Gaisford acknowledged that $100 million is not enough to give a learning device to all Utah students.

But many districts would be able to complete their one-to-one rollouts, he said, and ongoing funding would reach the remaining students in future years.

"We're not trying to turn education over to a device," he said. "We're trying to empower teachers to be able to take advantage of the technology to really transform the way they can deliver content and instruction."

Back at Pleasant Grove Junior High, Johnston and Bushman said they've seen that transformation firsthand.

For the Anne Frank lesson, students worked in groups and typed answers on a shared Google document projected on the screen that showed the classroom edits in real time.

As the document filled with text, Johnston would highlight exceptional work, simultaneously offering praise to a student while giving peers a standard for which to aim.

"I love the fact that students can see each other's work," she said. "It makes a difference in the quality."

No going back • At Salt Lake City's Newman Elementary this month, a fifth-grade class used iPads and the video-editing program iMovie to create movie trailers about magnets.

Brooklyn Booth finished her assignment quickly, and then kept herself occupied by playing one of educational apps installed on the device.

She said a program called ST Math is her favorite, because it uses images rather than text to present problems.

"It doesn't tell you how to do it," she said. "It makes you learn how to do it."

Booth's teacher, Angelique Morrill, has used the iPads for two years and said she prefers them to laptop and desktop computers.
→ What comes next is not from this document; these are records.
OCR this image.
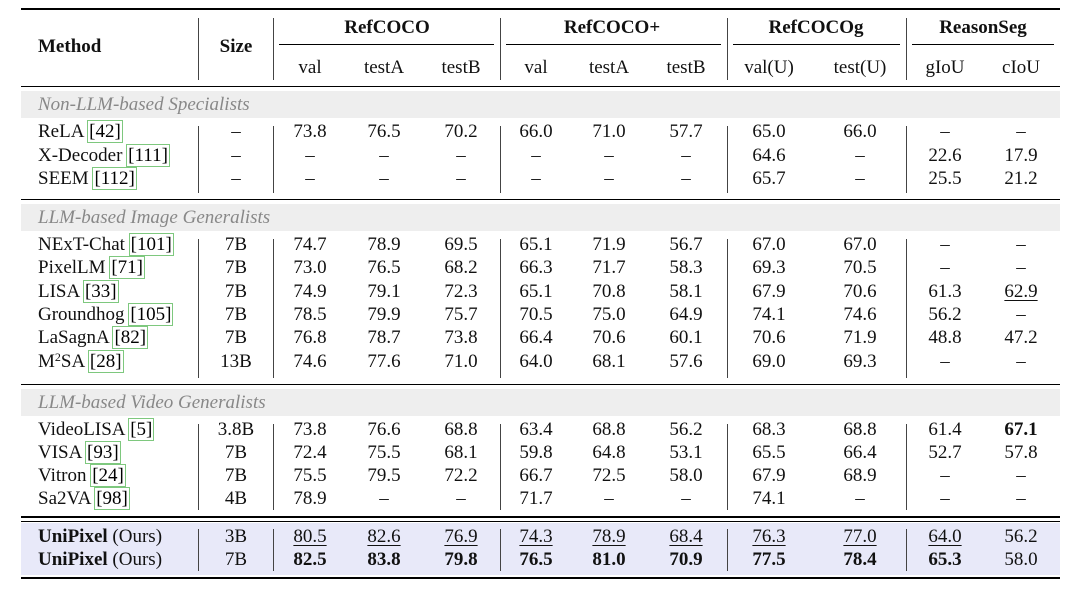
Method	Size
RefCOCO	RefCOCO+	RefCOCOg	ReasonSeg
val testA testB val testA testB val(U) test(U) gIoU cIoU
Non-LLM-based Specialists
ReLA [42]	–	73.8 76.5 70.2 66.0 71.0 57.7	65.0	66.0	–	–
X-Decoder [111]	–	–	–	–	–	–	–	64.6	–	22.6 17.9
SEEM [112]	–	–	–	–	–	–	–	65.7	–	25.5 21.2
LLM-based Image Generalists
NExT-Chat [101]	7B 74.7 78.9 69.5 65.1 71.9 56.7	67.0	67.0	–	–
PixelLM [71]	7B 73.0 76.5 68.2 66.3 71.7 58.3	69.3	70.5	–	–
LISA [33]	7B 74.9 79.1 72.3 65.1 70.8 58.1	67.9	70.6	61.3 62.9
Groundhog [105]	7B 78.5 79.9 75.7 70.5 75.0 64.9	74.1	74.6	56.2	–
LaSagnA [82]	7B 76.8 78.7 73.8 66.4 70.6 60.1	70.6	71.9	48.8 47.2
$M^2SA$ [28]	13B 74.6 77.6 71.0 64.0 68.1 57.6	69.0	69.3	–	–
LLM-based Video Generalists
VideoLISA [5]	3.8B 73.8 76.6 68.8 63.4 68.8 56.2	68.3	68.8	61.4 67.1
VISA [93]	7B 72.4 75.5 68.1 59.8 64.8 53.1	65.5	66.4	52.7 57.8
Vitron [24]	7B 75.5 79.5 72.2 66.7 72.5 58.0	67.9	68.9	–	–
Sa2VA [98]	4B 78.9	–	–	71.7	–	–	74.1	–	–	–
UniPixel (Ours)	3B 80.5 82.6 76.9 74.3 78.9 68.4	76.3	77.0	64.0 56.2
UniPixel (Ours)	7B 82.5 83.8 79.8 76.5 81.0 70.9	77.5	78.4	65.3 58.0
Each device is ensconced in a protective rubber case with a handle that doubles as a stand.

"They carry them to other classrooms and use them in the library," Morrill said. "They're really easy to move around."

At the end of class, Booth and her classmates stored the iPads in a locked cabinet.

"They were thinking about letting us take them [home]," Booth said. "But if we didn't bring them back, they'd be lost and we'd get in trouble."

In addition to the initial purchasing costs, one-to-one programs require ongoing funding to replace devices that are lost, stolen, broken or succumb to wear and tear.

That leads many administrators to decide that the devices remain behind when students head home at day's end.

It can create a disconnect between digital classwork and analog homework, Edman said, but reduces the liability for expensive hardware.

"For now, we're keeping those in the classroom," he said. "There's a lot of additional considerations when you start to work with students taking them home."

After two years, Morrill said, she hasn't lost a single iPad to damage or misplacement.

Alpine needed to replace a few defective Chromebooks, Edman said, but so far students have been respectful and careful with the technology.

"From what I understand," he said, "we haven't had any that have been damaged by a student."

Damage aside, the relatively short life of learning technology is part of the high cost of one-to-one initiatives, Gaisford said.

Of the $100 million requested for Essential Elements, $50 million would be a one-time appropriation, with the remaining $50 million repeating each year.

"One-time funding buys a lot of things," Gaisford said, "but it doesn't sustain them."

Edman said Alpine's pilot program could be expanded if funding were available, but is intended to continue at least for the three schools currently participating.

The schools may need to provide matching funds to replace and update the Chromebooks, he said, but it would be challenging to ask teachers to revert to technology-free classrooms.

"This is the way that things are done now at these schools," he said.

Johnston is aware that the Chromebooks may not be permanent, but her plan is to enjoy them while they last.

It would be hard to lose the technology, she said, but teachers would adapt the same way they did when the devices were introduced.

Morrill's students still use paper and pencil on many assignments, particularly in math, so that she can see their work.

But, she said, it would be hard to go back to a technology-free classroom after adapting to learning devices.

"You can see that the students are involved and excited and want to use the technology to show what they know."